We report on the synthesis and crystallization behavior of poly(propylene oxide) (PPO) with tunable molar masses and defined stereoconfiguration (PPO-R and PPO-S), obtained through controlled oxyanionic ring-opening polymerization using hexaethylene glycol (EG6) as the initiator, with an equimolar mixture of potassium acetate (KOAc) and 18-crown-6 ether (18C6). This method provides access to well-defined enantiopure PPO samples across a broad range of number-average molecular weights (Mn), allowing for the independent evaluation of how molecular weight and stereoconfiguration influence crystallization. Morphology, thermal transitions, structural features, and crystallization kinetics were analyzed using Polarized Light Optical Microscopy (PLOM), Differential Scanning Calorimetry (DSC), in situ Wide- and Small-angle X-ray Scattering (WAXS/SAXS), and, for the first time in PPO, thermal fractionation via Successive Self-nucleation and Annealing (SSA). Both PPO-R and PPO-S display increasing thermal transitions with Mn, eventually reaching a plateau. Although they crystallize into identical orthorhombic unit cells, the two enantiomers show small yet consistent and reproducible kinetic differences across all techniques used: PPO-R crystallizes faster at low Mn, while PPO-S does so at high Mn.

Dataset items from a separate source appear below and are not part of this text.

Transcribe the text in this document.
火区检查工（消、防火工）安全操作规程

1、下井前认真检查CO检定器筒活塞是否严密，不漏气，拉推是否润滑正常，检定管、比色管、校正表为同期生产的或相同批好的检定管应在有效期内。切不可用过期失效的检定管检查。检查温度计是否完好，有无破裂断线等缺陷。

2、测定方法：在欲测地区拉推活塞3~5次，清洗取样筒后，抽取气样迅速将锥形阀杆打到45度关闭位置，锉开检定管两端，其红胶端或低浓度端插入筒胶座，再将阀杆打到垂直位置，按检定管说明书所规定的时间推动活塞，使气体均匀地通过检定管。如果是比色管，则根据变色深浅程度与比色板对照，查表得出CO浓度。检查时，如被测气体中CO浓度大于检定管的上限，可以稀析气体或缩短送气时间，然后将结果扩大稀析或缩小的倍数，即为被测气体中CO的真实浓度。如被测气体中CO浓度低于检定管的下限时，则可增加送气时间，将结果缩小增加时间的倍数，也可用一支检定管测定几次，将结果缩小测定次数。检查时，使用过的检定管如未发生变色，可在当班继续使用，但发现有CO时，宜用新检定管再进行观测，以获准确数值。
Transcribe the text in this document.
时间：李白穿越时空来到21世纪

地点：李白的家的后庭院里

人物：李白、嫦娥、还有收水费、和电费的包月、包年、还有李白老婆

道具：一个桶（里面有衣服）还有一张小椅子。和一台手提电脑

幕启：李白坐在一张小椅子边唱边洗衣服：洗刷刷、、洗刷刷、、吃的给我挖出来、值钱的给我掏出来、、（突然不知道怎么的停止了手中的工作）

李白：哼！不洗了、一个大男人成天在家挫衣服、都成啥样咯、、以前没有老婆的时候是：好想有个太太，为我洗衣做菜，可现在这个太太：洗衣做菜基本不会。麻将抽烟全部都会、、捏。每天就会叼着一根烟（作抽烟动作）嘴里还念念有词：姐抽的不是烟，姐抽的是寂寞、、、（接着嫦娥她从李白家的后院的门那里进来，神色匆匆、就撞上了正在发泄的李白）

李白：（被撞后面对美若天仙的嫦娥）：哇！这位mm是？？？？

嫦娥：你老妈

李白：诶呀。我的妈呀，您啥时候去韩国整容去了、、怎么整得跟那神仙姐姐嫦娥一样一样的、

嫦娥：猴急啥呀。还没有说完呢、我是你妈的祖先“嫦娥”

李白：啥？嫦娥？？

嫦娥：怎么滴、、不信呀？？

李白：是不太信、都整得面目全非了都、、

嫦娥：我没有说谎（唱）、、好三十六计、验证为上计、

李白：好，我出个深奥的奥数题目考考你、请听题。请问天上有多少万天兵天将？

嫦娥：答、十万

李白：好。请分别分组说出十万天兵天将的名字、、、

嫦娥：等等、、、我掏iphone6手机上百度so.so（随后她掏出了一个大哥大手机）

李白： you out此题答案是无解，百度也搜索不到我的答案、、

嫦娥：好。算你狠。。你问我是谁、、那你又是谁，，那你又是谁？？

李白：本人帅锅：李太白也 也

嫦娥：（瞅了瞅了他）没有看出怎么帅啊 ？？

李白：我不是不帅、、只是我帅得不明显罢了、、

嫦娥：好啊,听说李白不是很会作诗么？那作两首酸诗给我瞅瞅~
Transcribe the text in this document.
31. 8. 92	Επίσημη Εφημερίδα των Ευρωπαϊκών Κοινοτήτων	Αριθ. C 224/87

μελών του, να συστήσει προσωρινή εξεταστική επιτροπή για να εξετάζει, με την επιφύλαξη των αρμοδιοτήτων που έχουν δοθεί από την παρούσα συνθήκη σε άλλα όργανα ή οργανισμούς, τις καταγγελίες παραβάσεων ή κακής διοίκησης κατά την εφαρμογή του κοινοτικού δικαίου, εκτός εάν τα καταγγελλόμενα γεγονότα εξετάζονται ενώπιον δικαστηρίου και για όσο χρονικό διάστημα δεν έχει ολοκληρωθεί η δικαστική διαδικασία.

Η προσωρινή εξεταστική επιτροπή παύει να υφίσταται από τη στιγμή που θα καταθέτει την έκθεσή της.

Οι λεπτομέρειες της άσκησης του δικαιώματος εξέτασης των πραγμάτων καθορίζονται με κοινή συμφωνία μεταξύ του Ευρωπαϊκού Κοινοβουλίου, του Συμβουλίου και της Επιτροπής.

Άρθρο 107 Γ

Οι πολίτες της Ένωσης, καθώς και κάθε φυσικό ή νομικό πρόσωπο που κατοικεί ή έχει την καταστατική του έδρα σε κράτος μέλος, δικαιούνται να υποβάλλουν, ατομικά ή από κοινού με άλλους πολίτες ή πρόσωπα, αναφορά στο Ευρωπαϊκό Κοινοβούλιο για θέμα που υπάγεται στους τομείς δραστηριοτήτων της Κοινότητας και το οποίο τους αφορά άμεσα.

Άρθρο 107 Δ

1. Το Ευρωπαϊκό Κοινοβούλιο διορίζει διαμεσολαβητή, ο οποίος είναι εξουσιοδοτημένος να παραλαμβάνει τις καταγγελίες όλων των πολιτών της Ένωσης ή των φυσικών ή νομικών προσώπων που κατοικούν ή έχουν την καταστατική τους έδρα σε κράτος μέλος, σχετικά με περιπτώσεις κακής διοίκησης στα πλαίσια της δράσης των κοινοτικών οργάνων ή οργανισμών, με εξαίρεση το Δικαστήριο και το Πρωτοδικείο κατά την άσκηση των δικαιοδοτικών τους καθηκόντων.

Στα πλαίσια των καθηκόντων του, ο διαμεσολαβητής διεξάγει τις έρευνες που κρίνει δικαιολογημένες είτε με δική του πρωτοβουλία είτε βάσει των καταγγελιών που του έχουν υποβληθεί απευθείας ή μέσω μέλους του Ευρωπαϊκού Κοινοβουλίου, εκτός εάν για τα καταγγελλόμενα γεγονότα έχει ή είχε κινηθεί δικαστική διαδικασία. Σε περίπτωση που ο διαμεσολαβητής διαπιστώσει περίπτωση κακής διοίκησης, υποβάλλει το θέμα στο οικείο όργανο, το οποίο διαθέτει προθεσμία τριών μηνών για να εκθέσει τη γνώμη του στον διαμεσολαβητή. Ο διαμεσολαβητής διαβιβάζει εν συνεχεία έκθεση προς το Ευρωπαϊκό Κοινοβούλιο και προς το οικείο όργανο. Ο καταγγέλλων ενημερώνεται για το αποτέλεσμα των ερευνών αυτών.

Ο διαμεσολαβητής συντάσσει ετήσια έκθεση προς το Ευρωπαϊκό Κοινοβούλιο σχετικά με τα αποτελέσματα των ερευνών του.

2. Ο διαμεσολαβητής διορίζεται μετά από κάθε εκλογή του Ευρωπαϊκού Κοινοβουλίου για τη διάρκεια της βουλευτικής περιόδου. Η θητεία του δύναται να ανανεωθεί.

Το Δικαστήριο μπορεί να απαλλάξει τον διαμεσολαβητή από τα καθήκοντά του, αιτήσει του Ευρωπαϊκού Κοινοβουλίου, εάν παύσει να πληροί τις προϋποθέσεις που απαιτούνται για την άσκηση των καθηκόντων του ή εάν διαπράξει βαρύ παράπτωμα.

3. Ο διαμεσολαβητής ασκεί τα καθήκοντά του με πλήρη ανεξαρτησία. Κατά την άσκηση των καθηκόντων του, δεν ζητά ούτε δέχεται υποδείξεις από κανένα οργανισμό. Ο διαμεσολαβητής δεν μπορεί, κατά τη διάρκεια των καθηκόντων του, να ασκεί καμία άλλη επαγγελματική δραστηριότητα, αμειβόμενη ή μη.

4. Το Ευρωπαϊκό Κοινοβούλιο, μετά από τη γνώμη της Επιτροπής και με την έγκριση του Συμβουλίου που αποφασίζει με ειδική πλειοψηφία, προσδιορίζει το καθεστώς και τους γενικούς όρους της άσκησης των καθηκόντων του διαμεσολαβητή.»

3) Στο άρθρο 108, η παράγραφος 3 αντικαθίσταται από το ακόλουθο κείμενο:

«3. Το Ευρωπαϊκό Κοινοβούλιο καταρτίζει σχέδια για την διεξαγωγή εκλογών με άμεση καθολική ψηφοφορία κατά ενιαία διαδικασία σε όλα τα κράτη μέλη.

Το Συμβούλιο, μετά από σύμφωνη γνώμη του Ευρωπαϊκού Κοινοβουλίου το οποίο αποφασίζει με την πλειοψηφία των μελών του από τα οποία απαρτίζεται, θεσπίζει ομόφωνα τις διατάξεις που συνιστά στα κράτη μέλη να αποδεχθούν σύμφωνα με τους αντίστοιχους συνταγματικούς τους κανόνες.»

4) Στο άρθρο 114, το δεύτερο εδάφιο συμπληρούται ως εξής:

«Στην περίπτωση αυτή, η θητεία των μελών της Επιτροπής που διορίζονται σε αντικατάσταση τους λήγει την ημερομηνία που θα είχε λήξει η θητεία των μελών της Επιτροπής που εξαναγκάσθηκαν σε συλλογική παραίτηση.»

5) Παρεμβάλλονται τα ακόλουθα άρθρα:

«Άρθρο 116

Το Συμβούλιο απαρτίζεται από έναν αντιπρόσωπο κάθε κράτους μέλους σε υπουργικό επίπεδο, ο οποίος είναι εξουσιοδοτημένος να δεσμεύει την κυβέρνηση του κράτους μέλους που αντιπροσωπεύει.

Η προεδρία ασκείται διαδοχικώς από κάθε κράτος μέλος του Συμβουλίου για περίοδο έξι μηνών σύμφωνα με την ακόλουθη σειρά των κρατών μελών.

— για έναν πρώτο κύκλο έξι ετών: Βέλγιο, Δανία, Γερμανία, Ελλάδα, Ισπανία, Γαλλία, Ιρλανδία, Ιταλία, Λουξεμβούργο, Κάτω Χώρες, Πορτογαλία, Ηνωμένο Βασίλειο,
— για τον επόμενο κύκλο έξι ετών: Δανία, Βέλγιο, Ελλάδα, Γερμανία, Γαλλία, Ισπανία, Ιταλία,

This crossover, related to a specific Mn value, though unexpected for two enantiomeric polymers forming identical lattices, was consistently observed by different experimental techniques across nucleation, spherulitic growth, overall crystallization rate, and SSA fractionation. This confirms the effect is real and experimentally reliable. We provide a mechanistic interpretation suggesting that stereoconfiguration could be influencing melt dynamics, likely through subtle differences in chain diffusion and entanglement onset. Racemic PPO-R:S blends were prepared at both low and high Mn. No stereocomplexation was observed; however, these blends exhibited lower melting transitions and slower crystallization kinetics than the enantiopure samples, possibly due to packing frustration between chains of opposite helicities. Overall, molecular weight and stereoconfiguration are effective parameters for tuning PPO crystallization kinetics, thereby enabling PPO-based blends and copolymers with controlled crystallization rates and expanded processability in biodegradable polymer systems.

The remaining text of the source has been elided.